Fed rate hike to underscore US strength, but emerging markets, including Turkey, face risks: Moody’s
Federal Reserve Chairman Janet Yellen speaks at an event hosted by the Economic Club of Washington in Washington December 2, 2015. REUTERS/Joshua RobertsA potential increase in short-term interest rates by the Federal Reserve (Fed) after this week’s FOMC meeting would confirm that the U.S. economic expansion remains on track, but higher rates could bring risks to some emerging market sovereigns, said Moody’s Investors Service in a note on Dec. 14
The direct impact of any rate increase on the U.S. economy should be minimal. The Fed funds rate will likely only rise by a small amount and any subsequent rate increases will be gradual, according to the report “Sovereigns -- Global: Likely Fed Rate Hike Reflects Strength of US Recovery, But Exposes Some EM Sovereigns to Volatile Capital Flows.”

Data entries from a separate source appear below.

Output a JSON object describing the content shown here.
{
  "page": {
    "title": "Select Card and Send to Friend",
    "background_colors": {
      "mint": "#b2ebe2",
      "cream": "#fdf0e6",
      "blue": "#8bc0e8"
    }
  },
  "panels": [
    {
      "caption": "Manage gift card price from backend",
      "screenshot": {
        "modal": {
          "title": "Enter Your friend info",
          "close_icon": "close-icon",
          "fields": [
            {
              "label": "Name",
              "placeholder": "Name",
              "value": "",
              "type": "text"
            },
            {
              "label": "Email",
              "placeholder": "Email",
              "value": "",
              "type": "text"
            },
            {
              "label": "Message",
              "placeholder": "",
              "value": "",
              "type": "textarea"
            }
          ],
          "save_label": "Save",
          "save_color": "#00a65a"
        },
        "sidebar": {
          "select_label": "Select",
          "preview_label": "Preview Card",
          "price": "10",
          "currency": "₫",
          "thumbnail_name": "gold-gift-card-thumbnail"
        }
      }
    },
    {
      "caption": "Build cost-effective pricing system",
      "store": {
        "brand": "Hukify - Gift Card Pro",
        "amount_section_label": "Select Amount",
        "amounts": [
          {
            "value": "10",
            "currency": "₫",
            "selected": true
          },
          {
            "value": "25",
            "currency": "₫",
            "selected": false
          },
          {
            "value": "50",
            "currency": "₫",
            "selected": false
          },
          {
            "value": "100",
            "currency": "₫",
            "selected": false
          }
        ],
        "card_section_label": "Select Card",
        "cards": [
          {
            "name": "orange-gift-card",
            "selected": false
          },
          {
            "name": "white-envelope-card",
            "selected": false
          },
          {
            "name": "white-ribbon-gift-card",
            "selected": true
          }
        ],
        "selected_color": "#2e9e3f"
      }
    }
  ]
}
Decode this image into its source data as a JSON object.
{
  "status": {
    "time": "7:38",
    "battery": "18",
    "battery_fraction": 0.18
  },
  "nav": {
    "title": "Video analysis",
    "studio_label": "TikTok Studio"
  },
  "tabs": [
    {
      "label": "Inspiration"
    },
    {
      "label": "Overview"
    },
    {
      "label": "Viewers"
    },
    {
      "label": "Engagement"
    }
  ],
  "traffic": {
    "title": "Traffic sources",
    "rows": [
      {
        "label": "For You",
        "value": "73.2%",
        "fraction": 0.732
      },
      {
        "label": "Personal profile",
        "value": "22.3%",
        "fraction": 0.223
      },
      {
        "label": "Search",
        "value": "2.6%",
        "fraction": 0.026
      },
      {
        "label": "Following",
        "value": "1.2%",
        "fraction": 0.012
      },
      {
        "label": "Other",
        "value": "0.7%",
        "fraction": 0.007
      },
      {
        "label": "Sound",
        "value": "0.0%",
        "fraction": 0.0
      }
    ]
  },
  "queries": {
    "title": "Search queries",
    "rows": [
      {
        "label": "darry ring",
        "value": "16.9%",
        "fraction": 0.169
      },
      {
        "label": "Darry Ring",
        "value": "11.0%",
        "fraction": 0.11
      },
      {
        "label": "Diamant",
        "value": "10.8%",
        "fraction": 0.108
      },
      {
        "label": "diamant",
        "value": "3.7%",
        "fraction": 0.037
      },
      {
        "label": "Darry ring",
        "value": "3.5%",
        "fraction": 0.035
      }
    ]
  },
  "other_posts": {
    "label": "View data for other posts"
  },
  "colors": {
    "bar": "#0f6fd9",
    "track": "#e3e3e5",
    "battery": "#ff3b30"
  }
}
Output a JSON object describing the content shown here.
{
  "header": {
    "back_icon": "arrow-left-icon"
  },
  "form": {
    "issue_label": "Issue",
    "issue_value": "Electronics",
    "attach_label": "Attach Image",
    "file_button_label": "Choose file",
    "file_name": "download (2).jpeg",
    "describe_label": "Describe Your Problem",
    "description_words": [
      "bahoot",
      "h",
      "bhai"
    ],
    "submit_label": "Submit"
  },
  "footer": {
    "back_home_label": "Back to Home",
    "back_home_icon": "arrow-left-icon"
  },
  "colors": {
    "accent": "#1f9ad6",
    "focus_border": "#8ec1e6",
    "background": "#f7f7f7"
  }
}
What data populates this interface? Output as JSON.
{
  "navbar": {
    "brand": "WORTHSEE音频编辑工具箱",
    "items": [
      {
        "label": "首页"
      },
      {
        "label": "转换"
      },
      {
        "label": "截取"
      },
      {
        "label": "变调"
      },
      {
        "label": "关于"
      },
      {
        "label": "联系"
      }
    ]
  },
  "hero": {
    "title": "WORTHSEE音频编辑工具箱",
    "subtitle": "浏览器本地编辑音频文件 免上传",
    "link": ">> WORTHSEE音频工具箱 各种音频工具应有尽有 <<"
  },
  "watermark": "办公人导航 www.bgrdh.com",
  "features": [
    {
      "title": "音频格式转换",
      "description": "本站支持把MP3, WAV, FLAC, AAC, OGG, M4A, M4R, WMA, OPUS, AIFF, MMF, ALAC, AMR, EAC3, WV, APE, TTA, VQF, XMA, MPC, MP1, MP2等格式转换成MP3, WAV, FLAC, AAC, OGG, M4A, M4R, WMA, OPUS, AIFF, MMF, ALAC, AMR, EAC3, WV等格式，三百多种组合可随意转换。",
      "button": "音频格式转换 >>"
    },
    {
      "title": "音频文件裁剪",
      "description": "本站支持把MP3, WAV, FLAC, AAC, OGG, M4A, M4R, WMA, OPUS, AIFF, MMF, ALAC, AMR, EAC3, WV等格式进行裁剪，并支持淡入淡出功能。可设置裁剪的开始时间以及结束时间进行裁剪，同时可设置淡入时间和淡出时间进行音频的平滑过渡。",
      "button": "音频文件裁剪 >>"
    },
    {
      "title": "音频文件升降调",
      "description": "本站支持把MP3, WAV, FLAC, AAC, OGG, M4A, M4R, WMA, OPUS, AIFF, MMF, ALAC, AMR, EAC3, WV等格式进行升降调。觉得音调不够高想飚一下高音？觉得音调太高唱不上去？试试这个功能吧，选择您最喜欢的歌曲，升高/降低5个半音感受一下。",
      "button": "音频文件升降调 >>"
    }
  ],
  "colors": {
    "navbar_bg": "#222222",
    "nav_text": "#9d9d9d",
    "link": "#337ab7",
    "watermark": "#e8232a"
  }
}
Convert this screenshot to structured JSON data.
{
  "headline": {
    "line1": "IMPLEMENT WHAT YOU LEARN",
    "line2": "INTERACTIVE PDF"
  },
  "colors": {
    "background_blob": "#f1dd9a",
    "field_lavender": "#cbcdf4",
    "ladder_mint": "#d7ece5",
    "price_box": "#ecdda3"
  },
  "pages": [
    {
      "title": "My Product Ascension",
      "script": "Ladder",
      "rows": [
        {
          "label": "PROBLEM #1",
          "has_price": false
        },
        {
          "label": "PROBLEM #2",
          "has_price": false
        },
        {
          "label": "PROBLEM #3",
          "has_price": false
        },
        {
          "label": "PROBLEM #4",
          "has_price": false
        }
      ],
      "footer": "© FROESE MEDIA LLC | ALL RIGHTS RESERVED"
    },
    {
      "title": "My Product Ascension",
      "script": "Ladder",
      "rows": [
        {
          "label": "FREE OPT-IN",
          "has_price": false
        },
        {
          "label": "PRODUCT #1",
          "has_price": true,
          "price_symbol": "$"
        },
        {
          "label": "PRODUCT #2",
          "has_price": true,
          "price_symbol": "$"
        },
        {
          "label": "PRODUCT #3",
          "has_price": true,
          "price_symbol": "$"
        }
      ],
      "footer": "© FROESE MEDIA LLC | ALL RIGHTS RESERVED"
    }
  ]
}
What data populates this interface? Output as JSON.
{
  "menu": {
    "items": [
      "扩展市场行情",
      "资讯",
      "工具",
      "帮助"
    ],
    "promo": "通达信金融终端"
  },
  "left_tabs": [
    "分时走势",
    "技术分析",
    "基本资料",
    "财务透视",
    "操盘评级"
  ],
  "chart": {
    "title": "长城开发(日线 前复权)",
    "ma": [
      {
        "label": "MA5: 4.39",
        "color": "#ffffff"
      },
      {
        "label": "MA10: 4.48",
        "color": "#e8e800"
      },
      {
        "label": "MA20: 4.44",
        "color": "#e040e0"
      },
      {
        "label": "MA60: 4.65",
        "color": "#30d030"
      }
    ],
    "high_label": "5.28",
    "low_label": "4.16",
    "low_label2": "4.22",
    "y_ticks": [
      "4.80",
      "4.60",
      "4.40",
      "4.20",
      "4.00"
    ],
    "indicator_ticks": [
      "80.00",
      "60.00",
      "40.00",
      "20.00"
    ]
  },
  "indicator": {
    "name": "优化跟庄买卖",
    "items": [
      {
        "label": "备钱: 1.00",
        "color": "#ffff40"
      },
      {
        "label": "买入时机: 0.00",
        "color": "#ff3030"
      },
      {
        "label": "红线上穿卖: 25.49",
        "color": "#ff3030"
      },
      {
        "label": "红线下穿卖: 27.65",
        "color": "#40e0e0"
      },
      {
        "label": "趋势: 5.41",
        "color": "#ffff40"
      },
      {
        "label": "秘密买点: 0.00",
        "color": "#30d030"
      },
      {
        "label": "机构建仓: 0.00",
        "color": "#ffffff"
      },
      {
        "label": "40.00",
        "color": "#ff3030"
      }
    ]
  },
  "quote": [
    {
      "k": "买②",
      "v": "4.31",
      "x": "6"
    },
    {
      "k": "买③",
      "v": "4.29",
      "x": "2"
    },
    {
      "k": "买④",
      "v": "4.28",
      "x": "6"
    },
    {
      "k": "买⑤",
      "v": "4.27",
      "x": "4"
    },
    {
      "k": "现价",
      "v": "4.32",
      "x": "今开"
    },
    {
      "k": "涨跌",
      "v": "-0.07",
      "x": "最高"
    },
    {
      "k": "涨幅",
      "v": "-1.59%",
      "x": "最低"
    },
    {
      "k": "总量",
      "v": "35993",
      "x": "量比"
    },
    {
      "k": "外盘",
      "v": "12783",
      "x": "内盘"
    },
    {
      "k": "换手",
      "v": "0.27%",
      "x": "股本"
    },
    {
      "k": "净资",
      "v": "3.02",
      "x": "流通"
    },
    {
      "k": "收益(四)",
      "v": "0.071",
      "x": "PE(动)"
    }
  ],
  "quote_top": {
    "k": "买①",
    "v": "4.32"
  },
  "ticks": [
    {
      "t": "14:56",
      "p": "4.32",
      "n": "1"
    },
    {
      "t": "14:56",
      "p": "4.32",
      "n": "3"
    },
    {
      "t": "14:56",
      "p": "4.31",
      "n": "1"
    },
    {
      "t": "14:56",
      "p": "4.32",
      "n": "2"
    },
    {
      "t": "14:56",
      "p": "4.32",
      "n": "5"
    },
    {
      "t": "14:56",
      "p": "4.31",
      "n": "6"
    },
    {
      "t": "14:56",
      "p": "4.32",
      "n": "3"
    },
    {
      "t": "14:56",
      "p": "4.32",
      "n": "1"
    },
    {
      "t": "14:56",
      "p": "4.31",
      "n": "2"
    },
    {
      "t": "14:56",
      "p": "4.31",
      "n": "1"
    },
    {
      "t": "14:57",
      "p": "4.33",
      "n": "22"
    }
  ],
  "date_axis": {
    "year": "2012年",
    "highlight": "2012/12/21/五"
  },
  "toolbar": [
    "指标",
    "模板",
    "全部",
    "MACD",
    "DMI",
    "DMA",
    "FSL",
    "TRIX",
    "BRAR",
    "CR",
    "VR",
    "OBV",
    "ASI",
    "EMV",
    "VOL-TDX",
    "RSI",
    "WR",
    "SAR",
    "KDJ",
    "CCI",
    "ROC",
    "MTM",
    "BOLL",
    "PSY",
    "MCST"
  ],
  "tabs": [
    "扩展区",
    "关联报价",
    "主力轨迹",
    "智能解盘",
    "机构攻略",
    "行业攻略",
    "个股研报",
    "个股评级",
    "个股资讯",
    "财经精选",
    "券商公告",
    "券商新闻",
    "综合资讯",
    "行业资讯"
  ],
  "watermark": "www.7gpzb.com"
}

“A rise in the short-term interest rate target by the Fed now appears likely on Dec. 16,” said Steven Hess, a Senior Vice President at Moody’s.
“Such a move would reinforce our view that the U.S. economy is on track for above-trend growth,” he added.
While a Fed rate hike would remove an element of uncertainty for emerging market sovereigns, some will remain at risk to adverse capital flows and investor sentiment. For example, there is a low risk of a disorderly reaction should investors abruptly adjust their expectations for yields, it added.
“The large emerging markets that will likely be most affected are those, such as Brazil, Russia, Turkey and to some extent South Africa, where severe domestic challenges have contributed to exchange rate and financial market instability. These sovereigns have little policy room to protect growth and buffer themselves from external shocks,” said Moody’s.